Elisabeth aprovechó un silencio de su hijo para hablar.

—Se nota que estás muy enamorado de ella.

—Ha sido un respiro de aire fresco en mi vida. Fue una coincidencia que nos reencontráramos.

—¿Ya la conocías de antes?

—Si, la conocí durante el año sabático en el que me olvide de ser miembro de la familia Domínguez —respondió Germán—. La conocí en uno de los pueblos en los que me establecí durante aquel verano. Ella había ido a pasar las vacaciones estivales con unos familiares. Estaba trabajando en un proyecto y le faltaba inspiración, así que decidió ir allí a ver si la hallaba. No te imaginarías como la conocí —Germán sonrió al recordarlo.

—Cuéntame, hijo —le animó la mujer a que prosiguiera con el relato.

—Una mañana cuando iba de camino a mi lugar de trabajo vi un coche parado en la cuneta. Una mujer se encontraba apoyada sobre el vehículo esperando a que alguien apareciera para socorrerla. Nada más que me vio comenzó a hacerme señas con la mano. En lugar de estar cabreada, se encontraba sonriente. Al ver la escena, no tuve más remedio que parar. Como bien sabes no tengo ni idea de motores así que le invité a que subiera a mi camioneta para que llamara a la grúa desde el bar. Ella aceptó sin dudarlo y me relató jovialmente lo que le había ocurrido y la suerte que había tenido de que alguien pasara por aquel lugar tan remoto. Una vez que llegamos al bar, se maravilló de su construcción y fue allí donde encontró la inspiración para su proyecto.

—¿Qué ocurrió después?

—Estaba muy agradecida por mi ayuda así que organizó una fiesta en el bar en el que trabajaba. Vinieron sus primas y un grupo muy nutrido de amigos. A todos les encantó el lugar y eso ayudó a su promoción. La siguiente vez que la volví a ver fue en una fiesta en la playa. Se encontraba alegre y despreocupada. Pero nada mas que me vio, dejó a sus amigos y se dirigió a mí para saludarme. Ese día me robó el corazón.

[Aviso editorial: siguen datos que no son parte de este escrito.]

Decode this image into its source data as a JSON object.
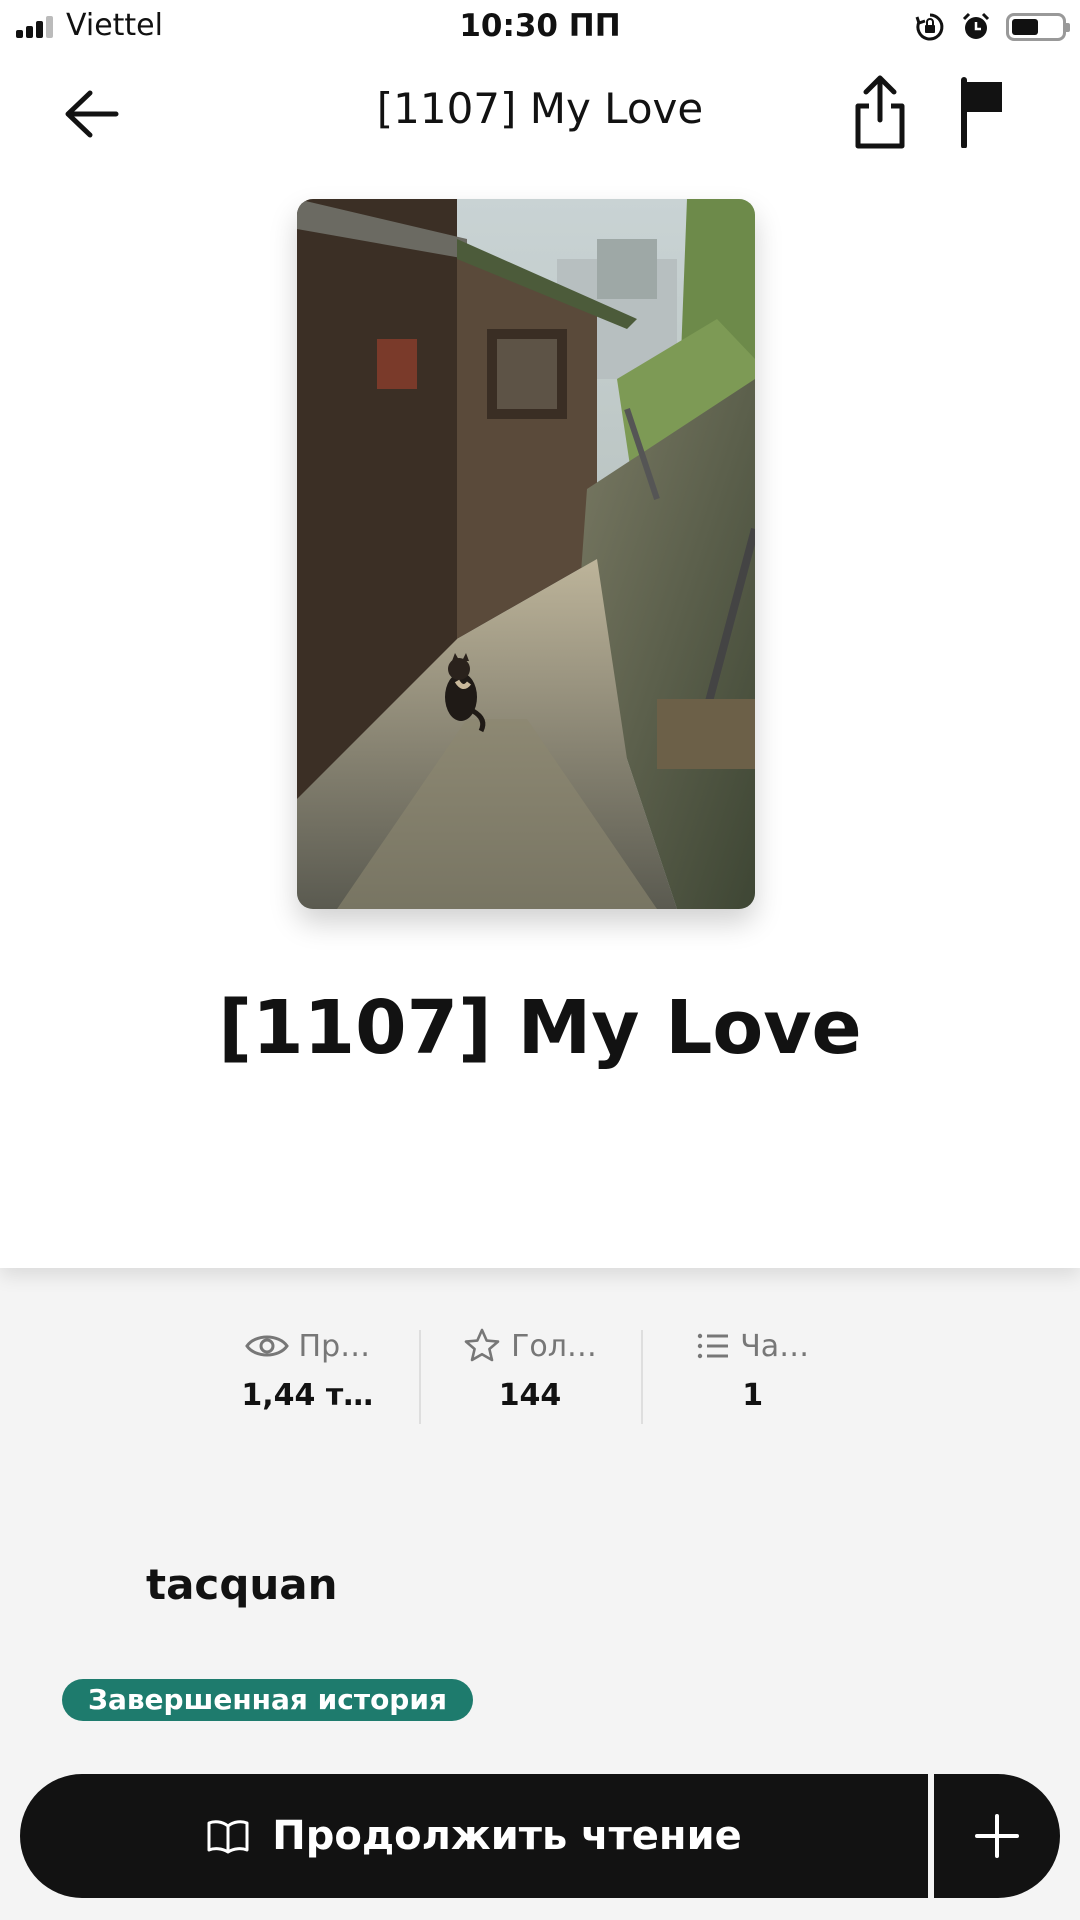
{
  "status_bar": {
    "carrier": "Viettel",
    "time": "10:30 ПП",
    "battery_level": 0.55
  },
  "nav": {
    "title": "[1107] My Love"
  },
  "story": {
    "title": "[1107] My Love",
    "author": "tacquan",
    "status_badge": "Завершенная история"
  },
  "stats": [
    {
      "icon": "eye-icon",
      "label": "Пр…",
      "value": "1,44 т…"
    },
    {
      "icon": "star-icon",
      "label": "Гол…",
      "value": "144"
    },
    {
      "icon": "list-icon",
      "label": "Ча…",
      "value": "1"
    }
  ],
  "actions": {
    "continue_label": "Продолжить чтение"
  },
  "colors": {
    "badge": "#1e7b6d",
    "button": "#121212",
    "page_bg": "#f4f4f4"
  }
}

—Pero el verano terminó. ¿Cómo fue la despedida? —se interesó Elisabeth.

—Muy triste. Ella me hablaba constantemente de su vida en Ximar. En cambio yo nunca le había dicho que procedía de aquí. Le mentí respecto a mis orígenes. Ella me quería por lo que era, no por ser un Domínguez y no quería que eso cambiara. Cuando comienzas una relación con una base de mentiras, el paso del tiempo complica la tarea de subsanarlas. Ella alargó su marcha lo máximo que pudo pero su jefe le llamaba constantemente para que regresara y presentara su trabajo —Germán paró un momento su relato—. La separación al finalizar el verano fue muy dura. Pensábamos que nunca más nos volveríamos a ver, aunque yo sabía que esa opción podía ser posible porque yo tarde o temprano regresaría aquí y tarde bien poco en hacerlo al marcharse ella de allí. —Germán miró a su madre sonriente.

—Ya empiezo a entender que te hizo cambiar durante ese año. Siempre creí que había sido toparte con la dureza de la vida real, pero en cambio la causante de ese cambio fue una mujer.

—Ya ves mamá. Ella es increíble y cuando la conozcas a ti también te gustará.

—No necesito conocerla para que me guste, hijo. Cuando te escucho hablar de ella, lo haces con sentimiento y eso es lo que cuenta. Por supuesto que debe ser increíble para tener ese efecto sobre ti. Estoy deseosa de conocerla y poder ponerla, por fin cara.

—Pues hoy lo harás, mamá.

Elisabeth soltó las manos de su hijo, se levantó del sillón y besó a su vástago en la mejilla.

—Ahora debo ir a echar un vistazo a los últimos preparativos de la fiesta. Tu padre cree que ya me encuentro en ello y si baja y no me encuentra por allí, se pondrá como un basilisco. —Elisabeth apoyó su mano izquierda sobre el hombro de su hijo—. ¿Nos vemos en la fiesta?

Germán apoyó su mano derecha sobre la mano de su madre y la estrechó.

—Por supuesto, mamá. Luego nos vemos.